Cybersecurity Analyst Resume
5.00/5 (Submit Your Rating)
Streamwood, IL
SUMMARY:
Over 6 years of IT Security Assessment and Authorization; Risk Assessment and Management; Plan of Action and Milestone (POA&M) Management; Policy & Procedure creation and Management; Vulnerability Scanning and Analysis; Security Operation Center (SOC) Management, and Penetration Testing.
SKILL:
OS Platforms: Linux, Windows Server
Language: Python
EXPERIENCE:
Confidential, Streamwood, IL
Cybersecurity Analyst
Responsibilities:
- Perform (A&A) processes using NIST and observe the required 7 RMF steps.
- Ensure RMF steps are prepared from an organization and system - level perspective by determining the type of information processed, common control and system boundary.

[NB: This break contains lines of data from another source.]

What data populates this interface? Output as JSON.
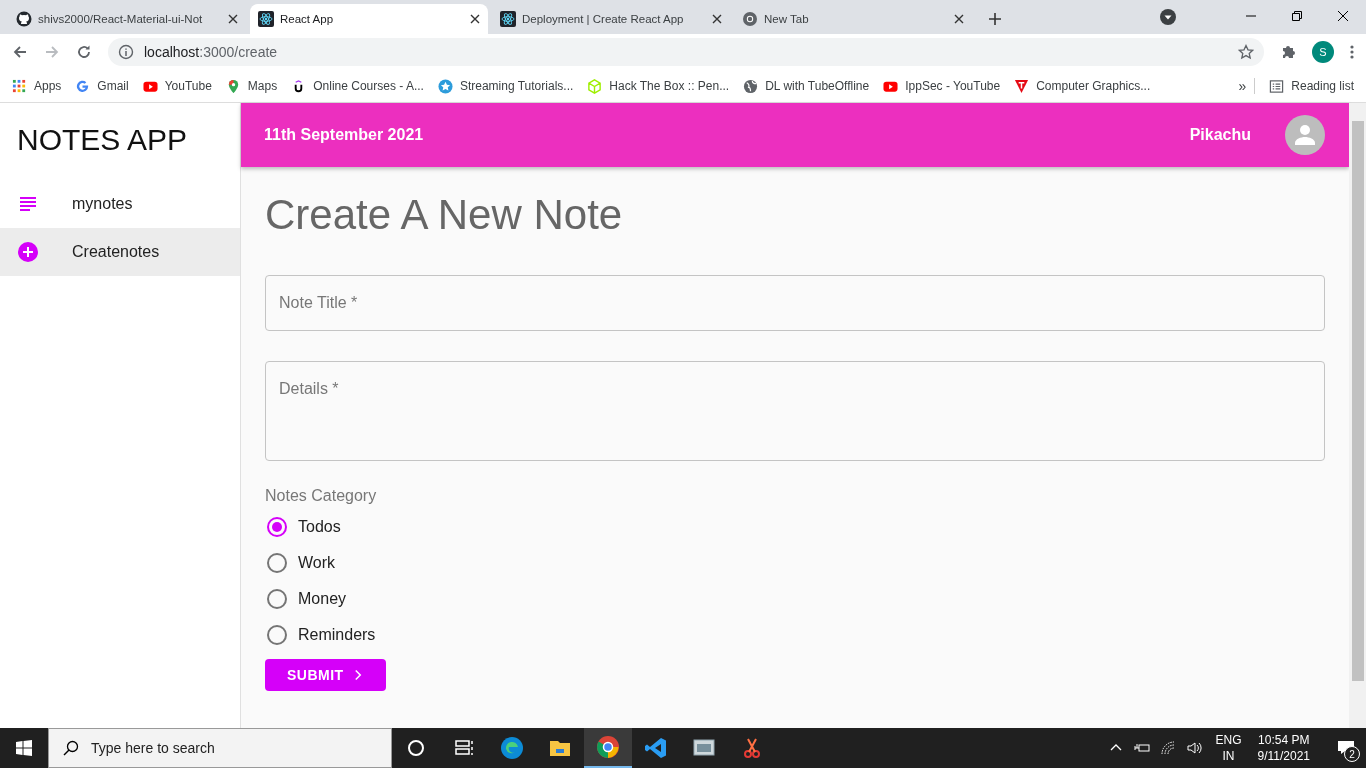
{
  "browser": {
    "tabs": [
      {
        "title": "shivs2000/React-Material-ui-Not",
        "kind": "github",
        "selected": false
      },
      {
        "title": "React App",
        "kind": "react",
        "selected": true
      },
      {
        "title": "Deployment | Create React App",
        "kind": "react",
        "selected": false
      },
      {
        "title": "New Tab",
        "kind": "chrome",
        "selected": false
      }
    ],
    "address_host": "localhost",
    "address_path": ":3000/create",
    "profile": "S",
    "bookmarks": [
      {
        "label": "Apps",
        "kind": "apps"
      },
      {
        "label": "Gmail",
        "kind": "google"
      },
      {
        "label": "YouTube",
        "kind": "youtube"
      },
      {
        "label": "Maps",
        "kind": "maps"
      },
      {
        "label": "Online Courses - A...",
        "kind": "udemy"
      },
      {
        "label": "Streaming Tutorials...",
        "kind": "star"
      },
      {
        "label": "Hack The Box :: Pen...",
        "kind": "cube"
      },
      {
        "label": "DL with TubeOffline",
        "kind": "globe"
      },
      {
        "label": "IppSec - YouTube",
        "kind": "youtube"
      },
      {
        "label": "Computer Graphics...",
        "kind": "t"
      }
    ],
    "more": "»",
    "reading_list": "Reading list"
  },
  "app": {
    "title": "NOTES APP",
    "nav": [
      {
        "label": "mynotes",
        "kind": "list",
        "selected": false
      },
      {
        "label": "Createnotes",
        "kind": "add",
        "selected": true
      }
    ],
    "date": "11th September 2021",
    "user": "Pikachu",
    "heading": "Create A New Note",
    "fields": [
      {
        "placeholder": "Note Title *",
        "kind": "single"
      },
      {
        "placeholder": "Details *",
        "kind": "multi"
      }
    ],
    "category_label": "Notes Category",
    "categories": [
      {
        "label": "Todos",
        "selected": true
      },
      {
        "label": "Work",
        "selected": false
      },
      {
        "label": "Money",
        "selected": false
      },
      {
        "label": "Reminders",
        "selected": false
      }
    ],
    "submit": "SUBMIT"
  },
  "taskbar": {
    "search_placeholder": "Type here to search",
    "apps": [
      {
        "kind": "cortana",
        "selected": false
      },
      {
        "kind": "taskview",
        "selected": false
      },
      {
        "kind": "edge",
        "selected": false
      },
      {
        "kind": "folder",
        "selected": false
      },
      {
        "kind": "chrome",
        "selected": true
      },
      {
        "kind": "vscode",
        "selected": false
      },
      {
        "kind": "window",
        "selected": false
      },
      {
        "kind": "tool",
        "selected": false
      }
    ],
    "language": "ENG",
    "region": "IN",
    "time": "10:54 PM",
    "date": "9/11/2021",
    "notifications": "2"
  }
}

- Create and update Security Assessment Plan, System Security Plan, and (POA&M) using CSAM and Xacta.
- Execute security controls assessments on technical, management, and operational control groups.
- Perform risk and vulnerability assessments for planned and in place information systems to identify vulnerabilities, and report findings in SAR.

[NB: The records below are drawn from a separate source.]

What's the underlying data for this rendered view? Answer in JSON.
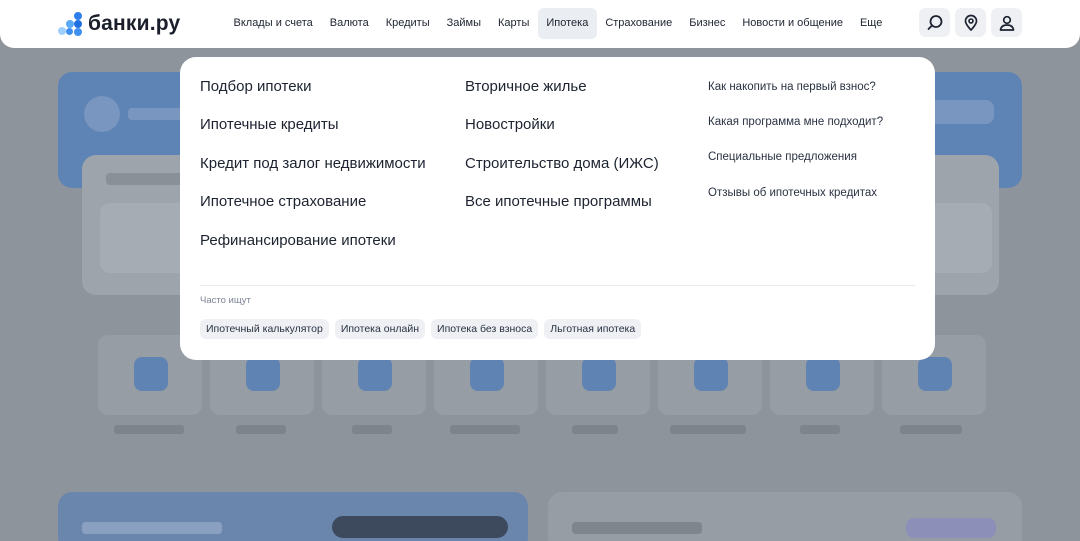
{
  "header": {
    "logo_text": "банки.ру",
    "nav": [
      {
        "label": "Вклады и счета",
        "active": false
      },
      {
        "label": "Валюта",
        "active": false
      },
      {
        "label": "Кредиты",
        "active": false
      },
      {
        "label": "Займы",
        "active": false
      },
      {
        "label": "Карты",
        "active": false
      },
      {
        "label": "Ипотека",
        "active": true
      },
      {
        "label": "Страхование",
        "active": false
      },
      {
        "label": "Бизнес",
        "active": false
      },
      {
        "label": "Новости и общение",
        "active": false
      },
      {
        "label": "Еще",
        "active": false
      }
    ],
    "icons": [
      "search-icon",
      "location-pin-icon",
      "user-icon"
    ]
  },
  "mega_menu": {
    "col1": [
      "Подбор ипотеки",
      "Ипотечные кредиты",
      "Кредит под залог недвижимости",
      "Ипотечное страхование",
      "Рефинансирование ипотеки"
    ],
    "col2": [
      "Вторичное жилье",
      "Новостройки",
      "Строительство дома (ИЖС)",
      "Все ипотечные программы"
    ],
    "col3": [
      "Как накопить на первый взнос?",
      "Какая программа мне подходит?",
      "Специальные предложения",
      "Отзывы об ипотечных кредитах"
    ],
    "often_label": "Часто ищут",
    "chips": [
      "Ипотечный калькулятор",
      "Ипотека онлайн",
      "Ипотека без взноса",
      "Льготная ипотека"
    ]
  },
  "colors": {
    "brand_blue": "#3f8ff0",
    "overlay": "#8e949c",
    "active_tab": "#eaedf1",
    "chip_bg": "#eef0f4"
  }
}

- Establish assessment implementation by Examine, interview and testing security controls using NIST A as a guide.
- Perform routine support of system security programs to ensure security objectives for Confidentiality, Integrity, and Availability.
- Review system security plans (SSP), contingency plans (CP), and privacy threshold analysis documents (PTA) using NIST guidelines.
- Support information system and review ATO created with FedRAMP template.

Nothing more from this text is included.